Been waiting for a product like this to arrive. Coding agents broke the feedback loop that used to make engineers better. You don't write the code, you don't review most of it, so where does the learning come from? Everything in the stack accelerates output; nothing closes the loop back to the human. Session reports as a feedback mechanism (not just an audit trail) is the right shape for that. The "what's worth keeping" part matters more than the scary findings, IMO.
Tabstack by Mozilla
@kcpike framing this! S/O to ?makers for building this
@kcpike "Nothing closes the loop back to the human" is the cleanest statement of the problem I've seen yet. :) That's exactly it: review used to be where engineers got better, and agents quietly took that away while speeding everything else up.
Spotlight by Backplanes
@kcpike 1000% Everything is changing under our feet at a crazy rate, so the faster we learn and improve the better we get and the faster we all go! Recursively compounding returns!
The SSH-key story is exactly the gap. Session reports show the blast radius after the fact. Are you thinking about pre-action gates too, like: this agent can read these paths, write only there, and ask before secrets or env files?
Spotlight by Backplanes
@blah_mad 1000% that's exactly the roadmap! Help you set policy so that these types of things can be prevented or steered in the right direction, and to create an automated feedback loop between Spotlight and your coding harness to self-improve in the manner you want.
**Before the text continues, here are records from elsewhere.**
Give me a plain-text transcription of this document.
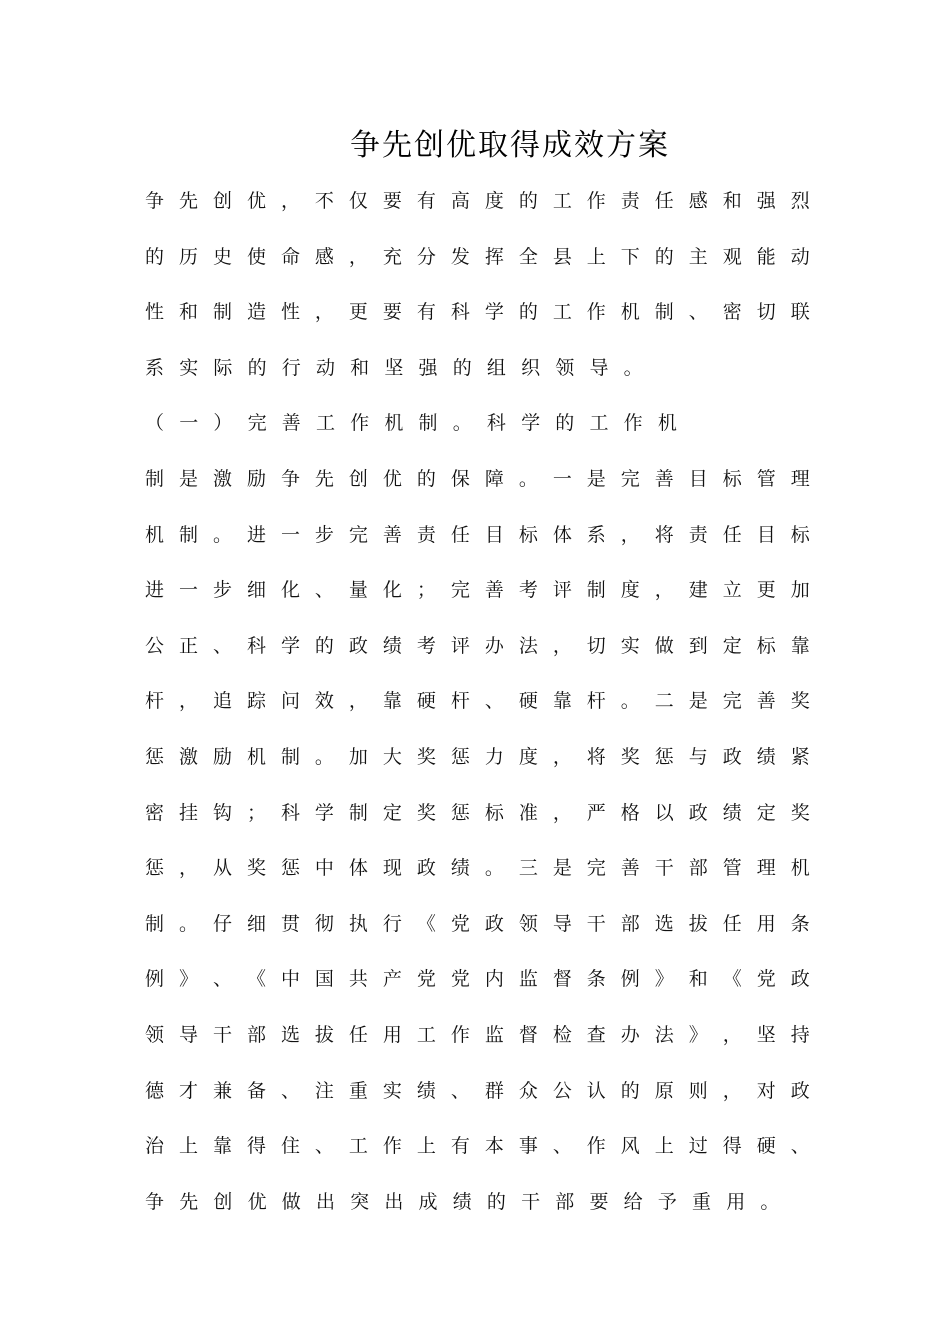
争先创优取得成效方案
争 先 创 优 ， 不 仅 要 有 高 度 的 工 作 责 任 感 和 强 烈
的 历 史 使 命 感 ， 充 分 发 挥 全 县 上 下 的 主 观 能 动
性 和 制 造 性 ， 更 要 有 科 学 的 工 作 机 制 、 密 切 联
系 实 际 的 行 动 和 坚 强 的 组 织 领 导 。
（ 一 ） 完 善 工 作 机 制 。 科 学 的 工 作 机
制 是 激 励 争 先 创 优 的 保 障 。 一 是 完 善 目 标 管 理
机 制 。 进 一 步 完 善 责 任 目 标 体 系 ， 将 责 任 目 标
进 一 步 细 化 、 量 化 ； 完 善 考 评 制 度 ， 建 立 更 加
公 正 、 科 学 的 政 绩 考 评 办 法 ， 切 实 做 到 定 标 靠
杆 ， 追 踪 问 效 ， 靠 硬 杆 、 硬 靠 杆 。 二 是 完 善 奖
惩 激 励 机 制 。 加 大 奖 惩 力 度 ， 将 奖 惩 与 政 绩 紧
密 挂 钩 ； 科 学 制 定 奖 惩 标 准 ， 严 格 以 政 绩 定 奖
惩 ， 从 奖 惩 中 体 现 政 绩 。 三 是 完 善 干 部 管 理 机
制 。 仔 细 贯 彻 执 行 《 党 政 领 导 干 部 选 拔 任 用 条
例 》 、 《 中 国 共 产 党 党 内 监 督 条 例 》 和 《 党 政
领 导 干 部 选 拔 任 用 工 作 监 督 检 查 办 法 》 ， 坚 持
德 才 兼 备 、 注 重 实 绩 、 群 众 公 认 的 原 则 ， 对 政
治 上 靠 得 住 、 工 作 上 有 本 事 、 作 风 上 过 得 硬 、
争 先 创 优 做 出 突 出 成 绩 的 干 部 要 给 予 重 用 。
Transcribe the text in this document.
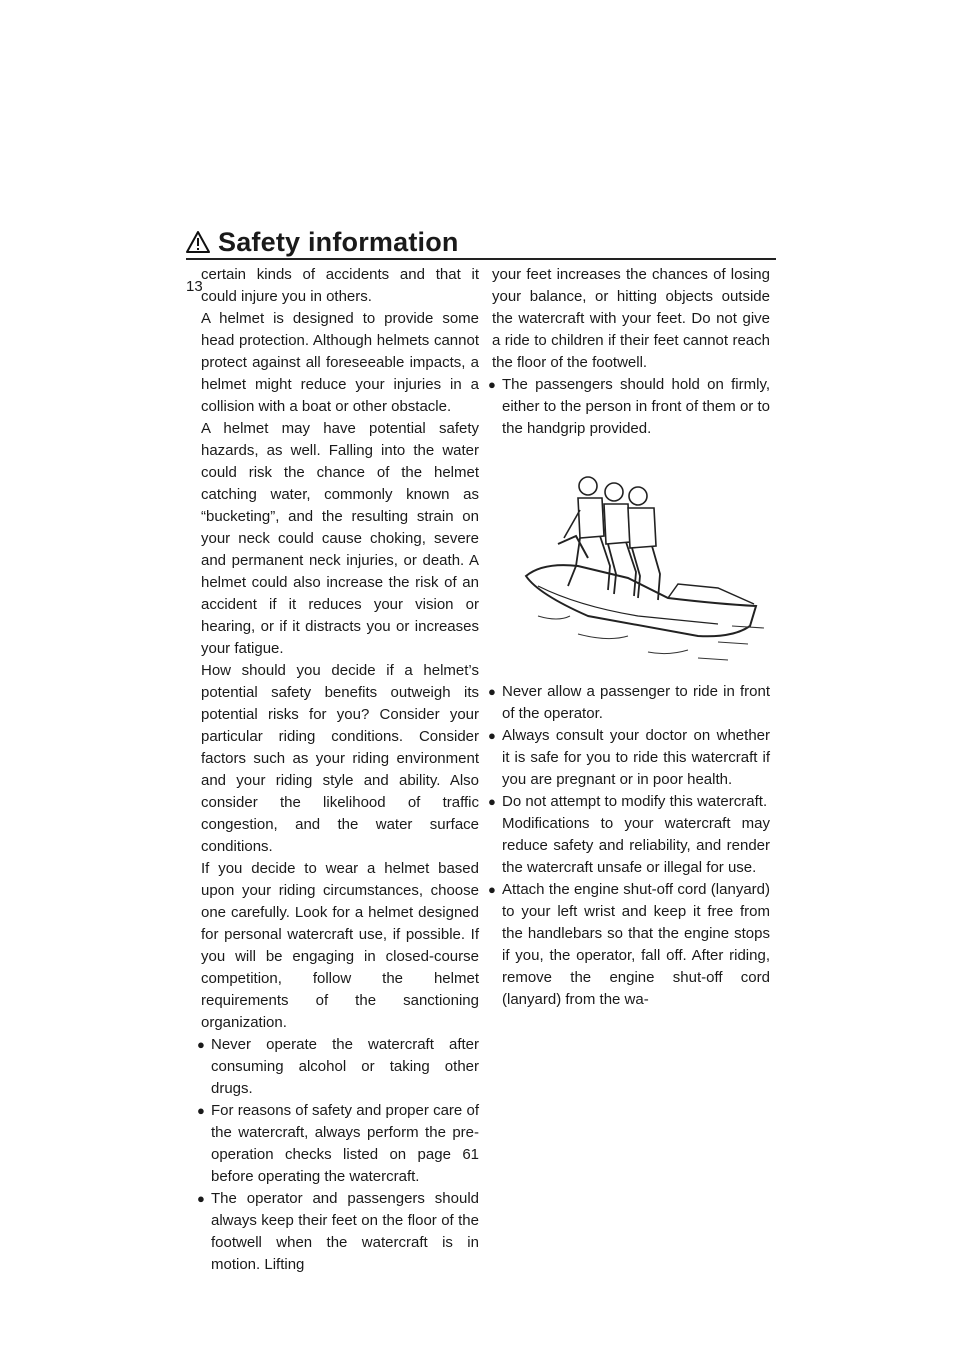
Safety information
13

certain kinds of accidents and that it could injure you in others.

A helmet is designed to provide some head protection. Although helmets cannot protect against all foreseeable impacts, a helmet might reduce your injuries in a collision with a boat or other obstacle.

A helmet may have potential safety hazards, as well. Falling into the water could risk the chance of the helmet catching water, commonly known as “bucketing”, and the resulting strain on your neck could cause choking, severe and permanent neck injuries, or death. A helmet could also increase the risk of an accident if it reduces your vision or hearing, or if it distracts you or increases your fatigue.

How should you decide if a helmet’s potential safety benefits outweigh its potential risks for you? Consider your particular riding conditions. Consider factors such as your riding environment and your riding style and ability. Also consider the likelihood of traffic congestion, and the water surface conditions.

If you decide to wear a helmet based upon your riding circumstances, choose one carefully. Look for a helmet designed for personal watercraft use, if possible. If you will be engaging in closed-course competition, follow the helmet requirements of the sanctioning organization.

● Never operate the watercraft after consuming alcohol or taking other drugs.

● For reasons of safety and proper care of the watercraft, always perform the pre-operation checks listed on page 61 before operating the watercraft.

● The operator and passengers should always keep their feet on the floor of the footwell when the watercraft is in motion. Lifting

your feet increases the chances of losing your balance, or hitting objects outside the watercraft with your feet. Do not give a ride to children if their feet cannot reach the floor of the footwell.

● The passengers should hold on firmly, either to the person in front of them or to the handgrip provided.

● Never allow a passenger to ride in front of the operator.

● Always consult your doctor on whether it is safe for you to ride this watercraft if you are pregnant or in poor health.

● Do not attempt to modify this watercraft.

Modifications to your watercraft may reduce safety and reliability, and render the watercraft unsafe or illegal for use.

● Attach the engine shut-off cord (lanyard) to your left wrist and keep it free from the handlebars so that the engine stops if you, the operator, fall off. After riding, remove the engine shut-off cord (lanyard) from the wa-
@antifreeze yes, that loop is the sharp part. The tricky bit is separating learn from this session from change policy automatically. I would want a small approval gate there, otherwise the safety layer becomes another agent with permissions.
DiffSense
300$ for 50min coding. what kind of models are you running? 😅 How does it get recursivly better for each session i dont get it? reminds off entire.io
@conduit_design Ha, right?! The wild part: that's the agents' own tab, we just hand you the receipt. It's crazy how quickly token usage accelerates when you're running multiple subagents on an intensive job, and Fable pricing is going to make this even more fun for all of us soon. 😅
On "recursively better," the idea is that it's a loop with you in it. The model never changes; your setup does. Each report turns what happened into concrete and actionable advice: a fix to apply, a CLAUDE.md line to include, a Skill to draft. Your agent loads that richer setup next session and starts more informed than the last one.
DiffSense
@gogogadgetneil Yeah but thats a slippery slope. You can load all the prerequsite gotchas you want. but most of the time. a clean slate. a undiluted context window is what you need to solve a task. sometimtes its the non determinstic side of AI that solves things. making it more deterministic can have it go down the same rabit holes that lead no where. and actually burn more tokens. because it has to deal with some many constraints. if feels oerwhelemed. and does anything to pas the test. even if the result is contrived. On the bill side. I dont get how 55min of coding now cost 300 $. maybe try the asian models? there are ways. ther eis a project called backdoor. that uses asian models in claude code etc. Personally I run agents differently altogther, for free. But we can talk about that another time :D
Spotlight by Backplanes
@gogogadgetneil @conduit_design The slippery slope is real, and we're with you -- a context window stuffed with stale gotchas is its own kind of token burn. That's exactly why the reports flag context bloat and call out when something should be condensed or split rather than just added to. The point is a setup that compounds and gets leaner, not a pile that grows until it's unmanageable again 😂 Would love to see what Spotlight says about how you run things, and hear where you think it gets it wrong. That's the feedback we're searching for today!